Станичники – родичи отца и матери – придерживали и коня, и малыша. Крёстный напялил на малого свою линялую фурагу с жёлтым околышем, но фурага сползла малому на нос. И тут дед ста лет, махонький, седенький, хлопнул себя в лоб: «Совсем, паря-девка, из памяти выбился. Дырява память…» Посеменил в курень, откуда торжественно вынес белую мерлушковую папаху с малиновым верхом, самочинно сшитую как раз Егорше по голове. Подал крёстному папаху, когда тот выстриг у малого клок волос и вручил матери, чтобы утаила на божнице.
По доброму-то, как встарь чинилось посаженье чада на коня, надо бы с благословения батюшки обвести лошадь вокруг храма, да чтоб батюшка отчитал молитву святому Егорию, небесному заступнику казачонка. Но… вьюжными ветрами налетело лихолетье, и нынешняя власть… христопродавцы… не жалует казачество.
Станичники присматривали: схватится за гриву – долго пуля не возьмёт, шашка не смахнёт, а захнычет, повалится с коня – рано быть убиту.

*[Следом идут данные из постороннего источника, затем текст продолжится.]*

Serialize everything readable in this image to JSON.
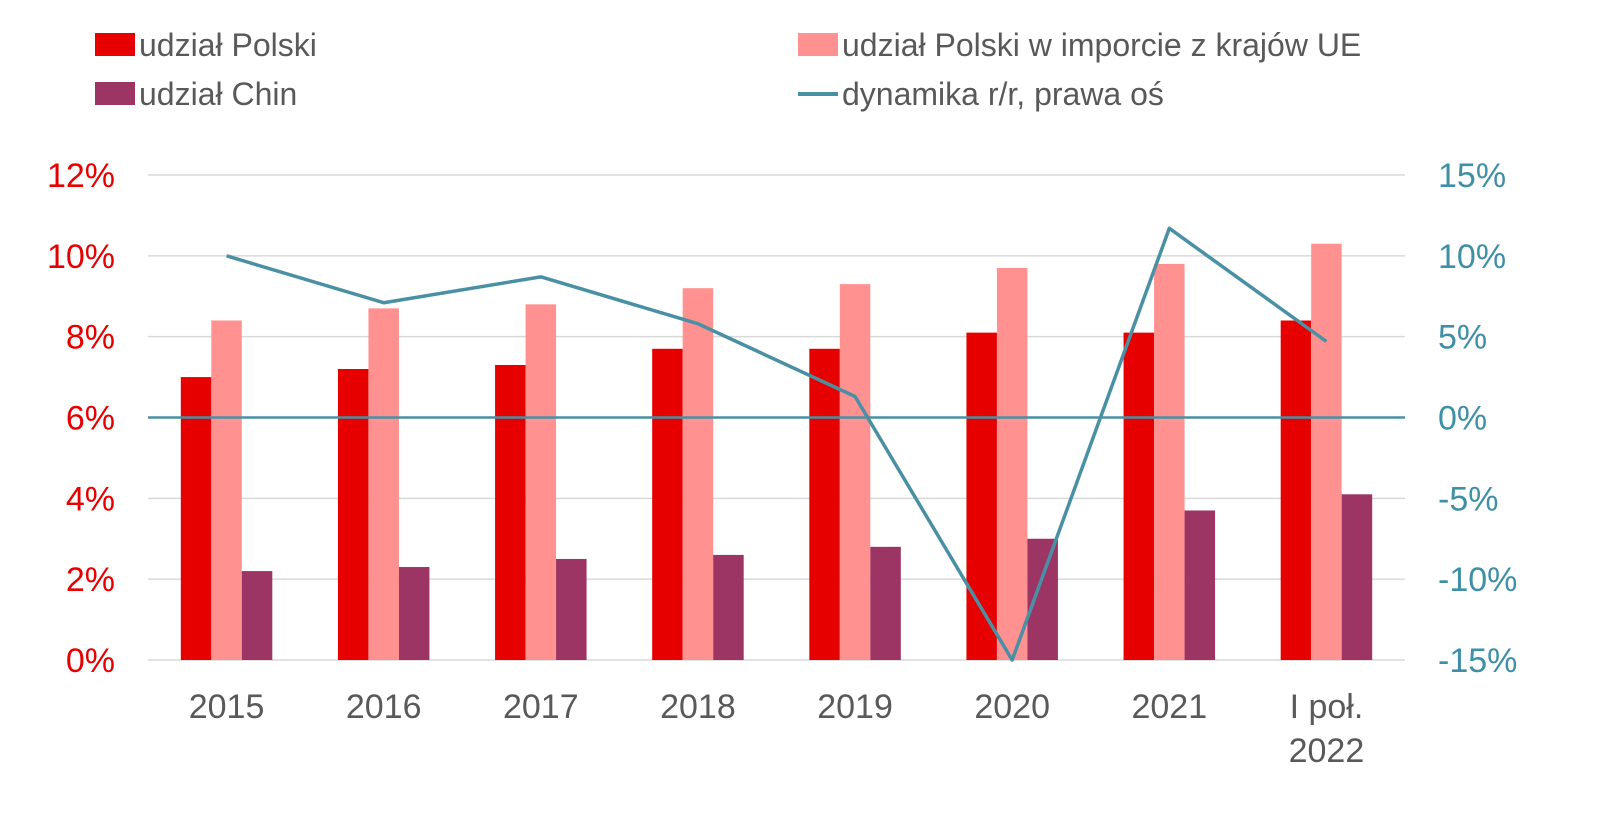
{
  "chart_data": {
    "type": "bar+line",
    "categories": [
      "2015",
      "2016",
      "2017",
      "2018",
      "2019",
      "2020",
      "2021",
      "I poł.|2022"
    ],
    "left_axis": {
      "ylim": [
        0,
        12
      ],
      "ticks": [
        "0%",
        "2%",
        "4%",
        "6%",
        "8%",
        "10%",
        "12%"
      ],
      "tick_values": [
        0,
        2,
        4,
        6,
        8,
        10,
        12
      ],
      "color": "#E60000"
    },
    "right_axis": {
      "ylim": [
        -15,
        15
      ],
      "ticks": [
        "-15%",
        "-10%",
        "-5%",
        "0%",
        "5%",
        "10%",
        "15%"
      ],
      "tick_values": [
        -15,
        -10,
        -5,
        0,
        5,
        10,
        15
      ],
      "color": "#3F8FA6"
    },
    "grid": true,
    "legend_position": "top",
    "series": [
      {
        "name": "udział Polski",
        "type": "bar",
        "axis": "left",
        "color": "#E60000",
        "values": [
          7.0,
          7.2,
          7.3,
          7.7,
          7.7,
          8.1,
          8.1,
          8.4
        ]
      },
      {
        "name": "udział Polski w imporcie z krajów UE",
        "type": "bar",
        "axis": "left",
        "color": "#FF9191",
        "values": [
          8.4,
          8.7,
          8.8,
          9.2,
          9.3,
          9.7,
          9.8,
          10.3
        ]
      },
      {
        "name": "udział Chin",
        "type": "bar",
        "axis": "left",
        "color": "#9C3464",
        "values": [
          2.2,
          2.3,
          2.5,
          2.6,
          2.8,
          3.0,
          3.7,
          4.1
        ]
      },
      {
        "name": "dynamika r/r, prawa oś",
        "type": "line",
        "axis": "right",
        "color": "#4A90A4",
        "values": [
          10.0,
          7.1,
          8.7,
          5.8,
          1.3,
          -15.0,
          11.7,
          4.7
        ]
      }
    ]
  }
}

Егорша и не повалился, и за гриву не уцепился, отчего дед ста лет вздохнул горестно: «Не казак растёт…», но промолчал.
Город сошёл с ума, обратился в сплошную барахолку, прозванную «шанхайкой», где назойливо, крикливо, лукаво торговали азиаты и китайцы; повально кинулись продавать и перепродавать турецкое, китайское барахло и русские, словно им негде работать, словно умолкли фабрично-заводские гудки, а в губернских полях вросли в землю ржавые трактора и комбайны.

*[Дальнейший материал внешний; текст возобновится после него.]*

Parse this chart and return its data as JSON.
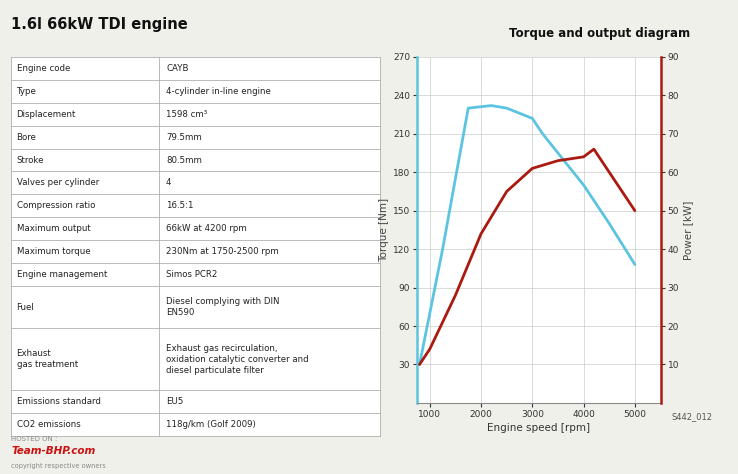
{
  "title": "1.6l 66kW TDI engine",
  "chart_title": "Torque and output diagram",
  "chart_ref": "S442_012",
  "bg_color": "#f0f0eb",
  "table_rows": [
    [
      "Engine code",
      "CAYB"
    ],
    [
      "Type",
      "4-cylinder in-line engine"
    ],
    [
      "Displacement",
      "1598 cm³"
    ],
    [
      "Bore",
      "79.5mm"
    ],
    [
      "Stroke",
      "80.5mm"
    ],
    [
      "Valves per cylinder",
      "4"
    ],
    [
      "Compression ratio",
      "16.5:1"
    ],
    [
      "Maximum output",
      "66kW at 4200 rpm"
    ],
    [
      "Maximum torque",
      "230Nm at 1750-2500 rpm"
    ],
    [
      "Engine management",
      "Simos PCR2"
    ],
    [
      "Fuel",
      "Diesel complying with DIN\nEN590"
    ],
    [
      "Exhaust\ngas treatment",
      "Exhaust gas recirculation,\noxidation catalytic converter and\ndiesel particulate filter"
    ],
    [
      "Emissions standard",
      "EU5"
    ],
    [
      "CO2 emissions",
      "118g/km (Golf 2009)"
    ]
  ],
  "torque_rpm": [
    800,
    1250,
    1750,
    2200,
    2500,
    3000,
    3200,
    3500,
    4000,
    4500,
    5000
  ],
  "torque_nm": [
    30,
    120,
    230,
    232,
    230,
    222,
    210,
    195,
    170,
    140,
    108
  ],
  "power_rpm": [
    800,
    1000,
    1500,
    2000,
    2500,
    3000,
    3500,
    4000,
    4200,
    4500,
    5000
  ],
  "power_kw": [
    10,
    14,
    28,
    44,
    55,
    61,
    63,
    64,
    66,
    60,
    50
  ],
  "torque_color": "#5bc4e0",
  "power_color": "#aa1a10",
  "left_axis_color": "#5bc4e0",
  "right_axis_color": "#aa1a10",
  "ylim_left": [
    0,
    270
  ],
  "ylim_right": [
    0,
    90
  ],
  "yticks_left": [
    30,
    60,
    90,
    120,
    150,
    180,
    210,
    240,
    270
  ],
  "yticks_right": [
    10,
    20,
    30,
    40,
    50,
    60,
    70,
    80,
    90
  ],
  "xlim": [
    750,
    5500
  ],
  "xticks": [
    1000,
    2000,
    3000,
    4000,
    5000
  ],
  "xlabel": "Engine speed [rpm]",
  "ylabel_left": "Torque [Nm]",
  "ylabel_right": "Power [kW]",
  "grid_color": "#cccccc",
  "watermark_line1": "HOSTED ON :",
  "watermark_line2": "Team-BHP.com",
  "watermark_line3": "copyright respective owners"
}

Старик постоял возле широкой деревенской бабы, торгующей картошкой, моркошкой, свёклой, капустой, и опять дивом дивным узрел станицу детства и отрочества, хотел было перемолвиться с бабонькой, дескать, утром небо плакало, а ночью Господь зимушку пошлет. Но та испуганно отпрянула от старика и осенила лоб незримым крестом, почудилось жёнке, что дохнула на неё холодная пустоглазая смерть, которая нынче пошла бродить по городу. Но бабонька тут же и спохватилась, сунулась под прилавок и выудила творожную деревенскую шаньгу, затем, подумав, прибавила к ней брусничную. Гостинец, прозываемый в деревне подорожником, уложила в пакет, а коль старик стал отказываться от угощения, то и сунула ему в широкий полуоторванный карман пальто. Старик поклонился бабе и, перекрестив её, прошептал: «Милость Божия, Покров Богородицы, молитвы святых тебе, добрая душа…»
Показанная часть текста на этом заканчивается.